The curvy 31-year-old model is proud to represent a different look in modelling but she still believes the fashion industry has a long way to go.
Speaking to Harper's Bazaar UK, Ashley said: "What I'm most proud of is that today's teenagers are witnessing the progress towards more inclusion in the industry. We still lack diversity on the runway, but I appreciate designers like Prabal Gurung, Christian Siriano and Michael Kors, who have been pioneers for these changes. I feel hopeful that things will continue to change.
"I have had to learn to take a step back and acknowledge that things that were never possible are now possible. I'm so proud that young girls are finally looking in the mirror and saying: 'I love you'."
Ashley also revealed that she prefers to label herself as "curvy" rather than "plus size".
She explained: "How you identify is up to you to decide, not anyone else, which is important to remember. If you identify as plus-size, that's fine. I started using the term curvy, not because I am no longer a part of the plus-size community, but because body positivity is a broader community than we can imagine. There are girls who are size eight who sometimes say they can't find clothes, and there are girls who are size 24 who are saying the exact same thing. We have to cater to all types - not only women, but men too.
"I want to advocate for equal representation for all curvy women - all sizes, races and ages."
Ashley is thrilled that she can be a positive role model for curvy women and she loves meeting women who she has inspired.

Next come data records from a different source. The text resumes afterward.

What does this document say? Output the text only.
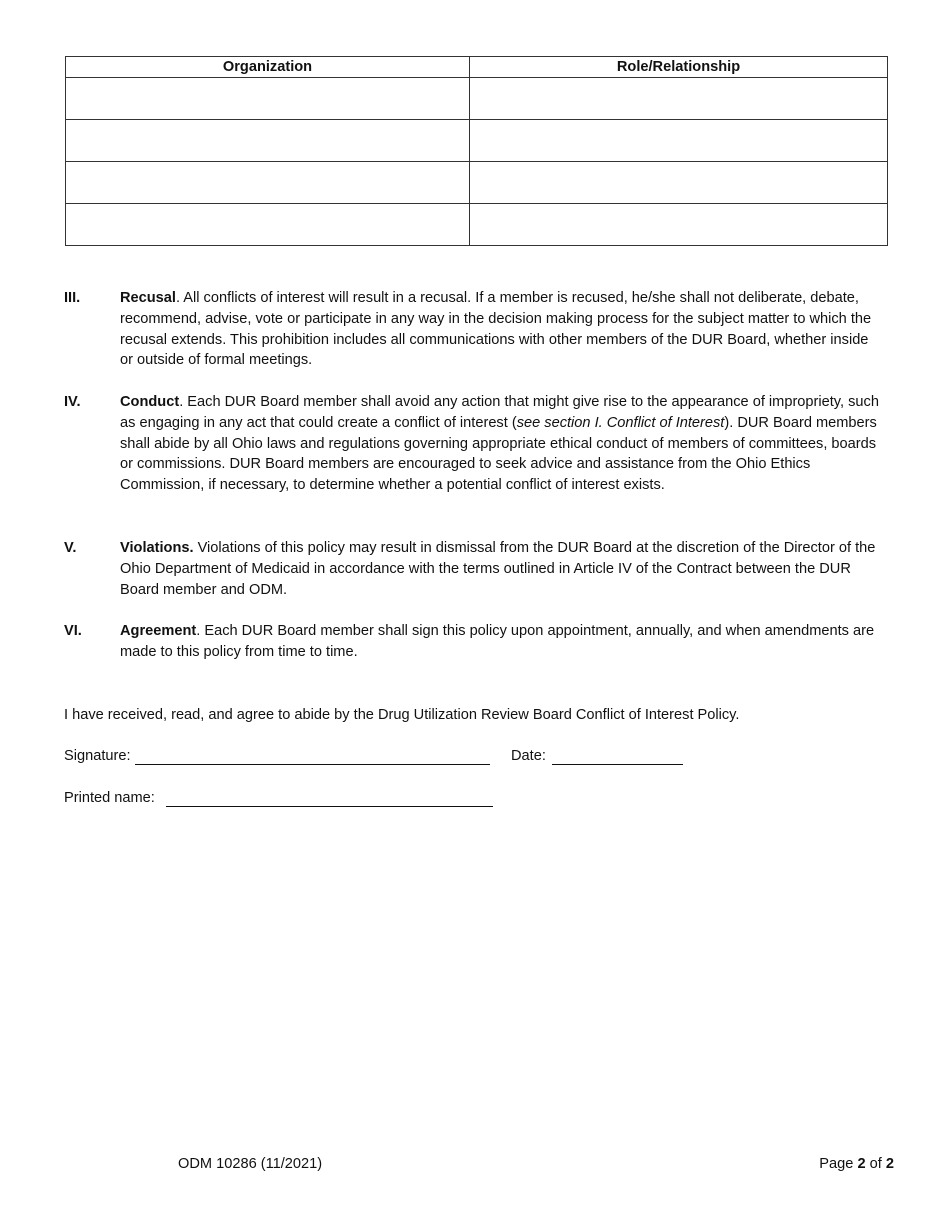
Organization	Role/Relationship

III.	Recusal. All conflicts of interest will result in a recusal. If a member is recused, he/she shall not deliberate, debate, recommend, advise, vote or participate in any way in the decision making process for the subject matter to which the recusal extends. This prohibition includes all communications with other members of the DUR Board, whether inside or outside of formal meetings.
IV.	Conduct. Each DUR Board member shall avoid any action that might give rise to the appearance of impropriety, such as engaging in any act that could create a conflict of interest (see section I. Conflict of Interest). DUR Board members shall abide by all Ohio laws and regulations governing appropriate ethical conduct of members of committees, boards or commissions. DUR Board members are encouraged to seek advice and assistance from the Ohio Ethics Commission, if necessary, to determine whether a potential conflict of interest exists.
V.	Violations. Violations of this policy may result in dismissal from the DUR Board at the discretion of the Director of the Ohio Department of Medicaid in accordance with the terms outlined in Article IV of the Contract between the DUR Board member and ODM.
VI.	Agreement. Each DUR Board member shall sign this policy upon appointment, annually, and when amendments are made to this policy from time to time.
I have received, read, and agree to abide by the Drug Utilization Review Board Conflict of Interest Policy.
Signature:	Date:
Printed name:
ODM 10286 (11/2021)	Page 2 of 2
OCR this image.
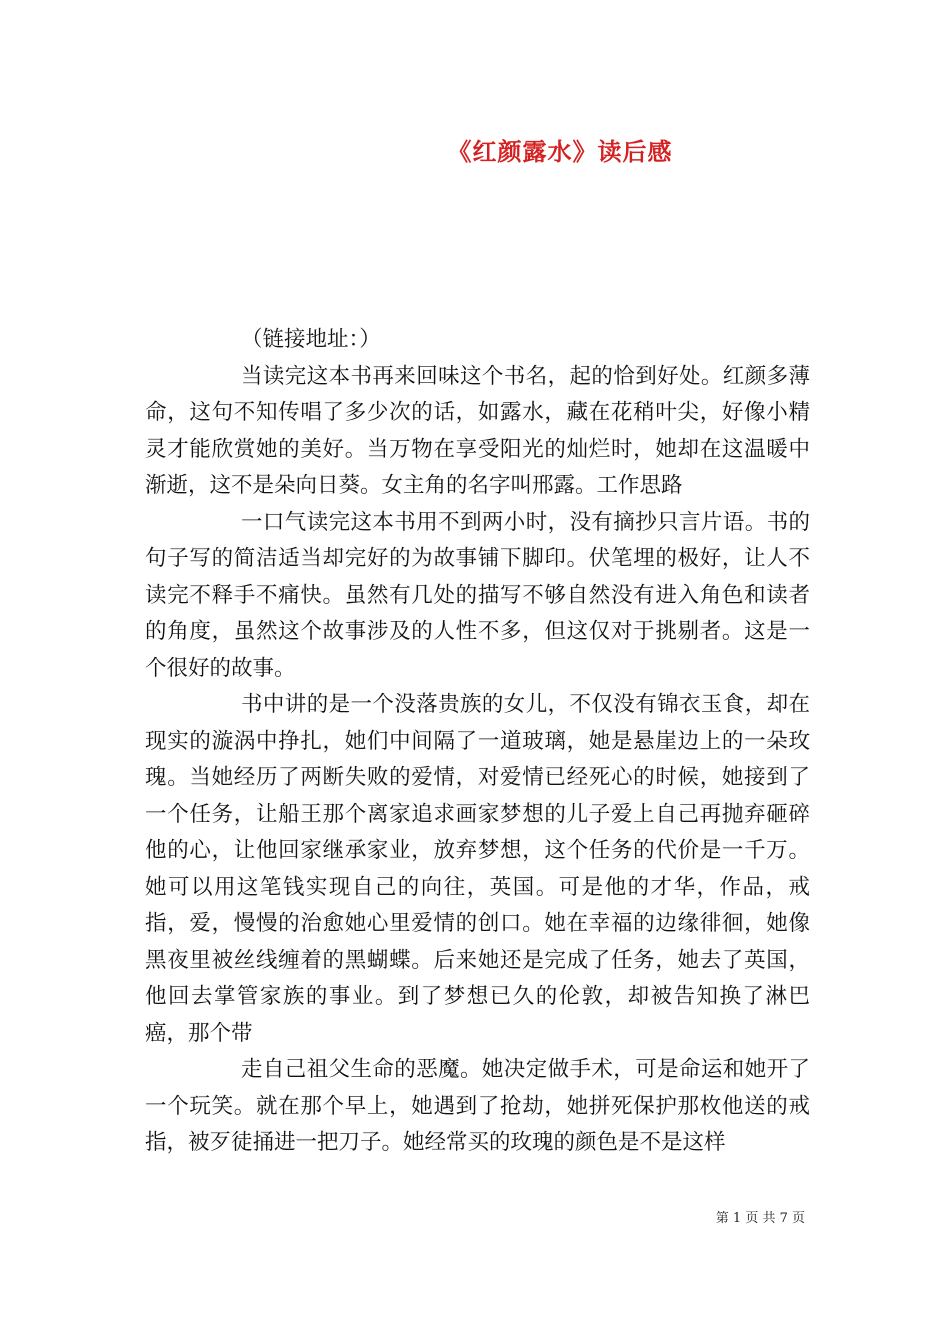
《红颜露水》读后感

（链接地址：）

当读完这本书再来回味这个书名，起的恰到好处。红颜多薄命，这句不知传唱了多少次的话，如露水，藏在花稍叶尖，好像小精灵才能欣赏她的美好。当万物在享受阳光的灿烂时，她却在这温暖中渐逝，这不是朵向日葵。女主角的名字叫邢露。工作思路

一口气读完这本书用不到两小时，没有摘抄只言片语。书的句子写的简洁适当却完好的为故事铺下脚印。伏笔埋的极好，让人不读完不释手不痛快。虽然有几处的描写不够自然没有进入角色和读者的角度，虽然这个故事涉及的人性不多，但这仅对于挑剔者。这是一个很好的故事。

书中讲的是一个没落贵族的女儿，不仅没有锦衣玉食，却在现实的漩涡中挣扎，她们中间隔了一道玻璃，她是悬崖边上的一朵玫瑰。当她经历了两断失败的爱情，对爱情已经死心的时候，她接到了一个任务，让船王那个离家追求画家梦想的儿子爱上自己再抛弃砸碎他的心，让他回家继承家业，放弃梦想，这个任务的代价是一千万。她可以用这笔钱实现自己的向往，英国。可是他的才华，作品，戒指，爱，慢慢的治愈她心里爱情的创口。她在幸福的边缘徘徊，她像黑夜里被丝线缠着的黑蝴蝶。后来她还是完成了任务，她去了英国，他回去掌管家族的事业。到了梦想已久的伦敦，却被告知换了淋巴癌，那个带

走自己祖父生命的恶魔。她决定做手术，可是命运和她开了一个玩笑。就在那个早上，她遇到了抢劫，她拼死保护那枚他送的戒指，被歹徒捅进一把刀子。她经常买的玫瑰的颜色是不是这样

第 1 页 共 7 页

She explained: "I've met so many women who've cried in my arms and told me that by sharing my story and my struggle, I've allowed them to share theirs. You know, I've been the girl alone on the bathroom floor, crying my eyes out because I didn't think I was good enough. When you meet someone who has given you the authority to say 'I'm better than I thought,' that's a big deal. It just takes a couple of people stamping their feet and saying: "This isn't the way that we're going to be treated any more."